Segundo o Instituto Trata Brasil, a Organização das Nações Unidas (ONU) recomenda que uma pessoa necessita de 110 litros de água diários para suas necessidades básicas: como tomar banho, lavar roupas, lavar pratos e beber. Este é o volume mínimo diário para manter a saúde e a dignidade da pessoa, segundo esta organização. Segundo o Ministério da Integração e do Desenvolvimento Regional (MIDR), por sua vez, a Transposição do Rio São Francisco visa levar água para cerca de 12 milhões de pessoas na porção setentrional do Nordeste, no Semiárido brasileiro.
Caso fosse garantir 110 litros de água diários para 12 milhões de pessoas, o volume de água necessário aduzido nos canais da Transposição deveria ser de 1.320.000 metros cúbicos de água por dia. Todavia, a vazão máxima da Transposição do Rio São Francisco está dimensionada em 10.972.800 metros cúbicos por dia. Assim, o volume de água necessário para abastecer 12 milhões de pessoas representa apenas 12,03% da vazão diária máxima da Transposição. Isto significa que os canais da Transposição foram dimensionados para aduzir um volume de água cerca de 8 vezes maior do que a demanda efetiva da população beneficiada.
Fica então a pergunta: quem está sendo beneficiado com o volume de água excedente da Transposição? As evidências apontam que há um beneficiário oculto, que não foi revelado publicamente no discurso do governo, mas que se beneficia diretamente do projeto. Este beneficiário se aproveitou da justa demanda da população sertaneja para atender aos seus próprios interesses. Quem é ele? É o latifúndio. Sim, o latifúndio é o principal beneficiário da Transposição. Ele se beneficia tanto da garantia hídrica para a realização da agricultura irrigada nas bacias receptoras do Projeto, quanto do uso direto da água aduzida.

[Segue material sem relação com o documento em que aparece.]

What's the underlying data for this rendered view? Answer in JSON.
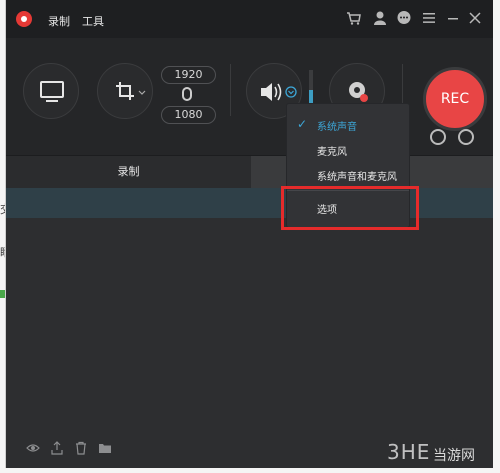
{
  "app": {
    "menu": [
      "录制",
      "工具"
    ],
    "colors": {
      "accent": "#3da7d8",
      "rec": "#e84545",
      "highlight": "#e52b2b"
    },
    "titlebar_icons": [
      "cart-icon",
      "user-icon",
      "chat-icon",
      "menu-icon",
      "minimize-icon",
      "close-icon"
    ]
  },
  "toolbar": {
    "width": "1920",
    "height": "1080",
    "rec_label": "REC"
  },
  "tabs": [
    "录制",
    ""
  ],
  "audio_menu": {
    "items": [
      "系统声音",
      "麦克风",
      "系统声音和麦克风"
    ],
    "selected": "系统声音",
    "options": "选项"
  },
  "bottom_icons": [
    "eye-icon",
    "share-icon",
    "trash-icon",
    "folder-icon"
  ],
  "edge_text": [
    "交",
    "睛"
  ],
  "watermark": {
    "logo": "3HE",
    "text": "当游网"
  }
}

Em uma entrevista dada ainda em 2010, para o Instituto Humanitas Unisinos (IHU), João Suassuna, reconhecido pesquisador sobre o rio São Francisco, diz que: “Do jeito que está sendo construída, ela [a Transposição] está sendo orientada ou divulgada para resolver o problema de abastecimento do povo. Futuramente, quando o povo começar a raciocinar no sentido de as águas do São Francisco estarem sendo utilizadas para o agronegócio, e não para o abastecimento, haverá uma espécie de revolta popular no nordeste.” Nesta mesma linha, o já falecido Aziz Ab’Saber, outro grande pesquisador da temática, em um artigo de análise crítica da Transposição do São Francisco, publicado na Revista da USP, em 2006, revelou que: “Tudo [estava] levando a crer que [a Transposição é] um projeto certamente eleitoreiro e desenvolvimentista [que] somente vai atender a fazendeiros […] da beira alta de alguns vales […]”.

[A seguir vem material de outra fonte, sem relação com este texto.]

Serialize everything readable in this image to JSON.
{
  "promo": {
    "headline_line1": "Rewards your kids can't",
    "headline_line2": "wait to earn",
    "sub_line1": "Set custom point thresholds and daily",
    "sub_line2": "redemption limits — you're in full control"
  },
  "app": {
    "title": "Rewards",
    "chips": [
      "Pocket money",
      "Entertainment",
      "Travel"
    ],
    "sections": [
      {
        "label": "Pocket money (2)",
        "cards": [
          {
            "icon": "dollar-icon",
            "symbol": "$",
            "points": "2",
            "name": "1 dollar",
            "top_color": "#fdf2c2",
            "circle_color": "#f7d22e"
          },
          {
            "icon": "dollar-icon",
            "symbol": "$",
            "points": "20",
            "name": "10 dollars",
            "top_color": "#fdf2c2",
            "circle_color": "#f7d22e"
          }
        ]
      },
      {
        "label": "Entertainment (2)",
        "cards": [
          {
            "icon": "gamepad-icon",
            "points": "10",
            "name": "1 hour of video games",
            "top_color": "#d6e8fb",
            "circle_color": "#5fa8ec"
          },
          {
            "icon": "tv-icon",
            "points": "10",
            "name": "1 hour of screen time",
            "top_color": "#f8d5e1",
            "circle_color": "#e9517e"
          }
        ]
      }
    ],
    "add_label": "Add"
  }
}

E isto se confirma plenamente hoje em dia, pois a Transposição do Rio São Francisco tem beneficiado grandes propriedades rurais, isto é, o dito agronegócio no Nordeste setentrional, conforme previram os pesquisadores citados. Embora o projeto tenha sido justificado como uma solução para a escassez hídrica que afeta a população do Semiárido, na prática, boa parte da água aduzida tem sido utilizada para irrigação em latifúndios e empreendimentos agrícolas da região. Sem o aporte das águas da Transposição, a realização desta produção seria inviável, isto porque não haveria garantia de suprimento hídrico para tal produção.
No Rio Grande do Norte, no vale do rio Piranhas-Açu, rio receptor do eixo norte da Transposição, existe uma forte produção de frutas irrigadas para exportação, como a produção de melões e bananas. No Ceará, por sua vez, as águas do Projeto beneficiam a produção latifundiária, como a produção de milho e até mesmo de soja irrigados, na chapada do Apodi. Na Paraíba, o latifúndio realiza uma agricultura irrigada em nível comercial viabilizada pelo aporte das águas da Transposição no sistema Acauã-Araçagi. Segundo o monopólio de imprensa G1, este sistema permite a irrigação de 16 mil hectares.
Usando como justificativa a justa demanda por água dos sertanejos, os governos de turno que se seguiram desde 2007 – ano do início das obras da Transposição -, como os governos de Luiz Inácio e Dilma, além de Temer e Bolsonaro, construíram a Transposição em benefício do latifúndio, embora usando o argumento da escassez de água na região. Este projeto serve, principalmente, à classe dos latifundiários, ao contrário do que diz a propaganda governamental, que propala que a obra visa garantir segurança hídrica para a população sertaneja, isto porque a maior parte da água aduzida nos canais vai para o latifúndio, não para o abastecimento da população local.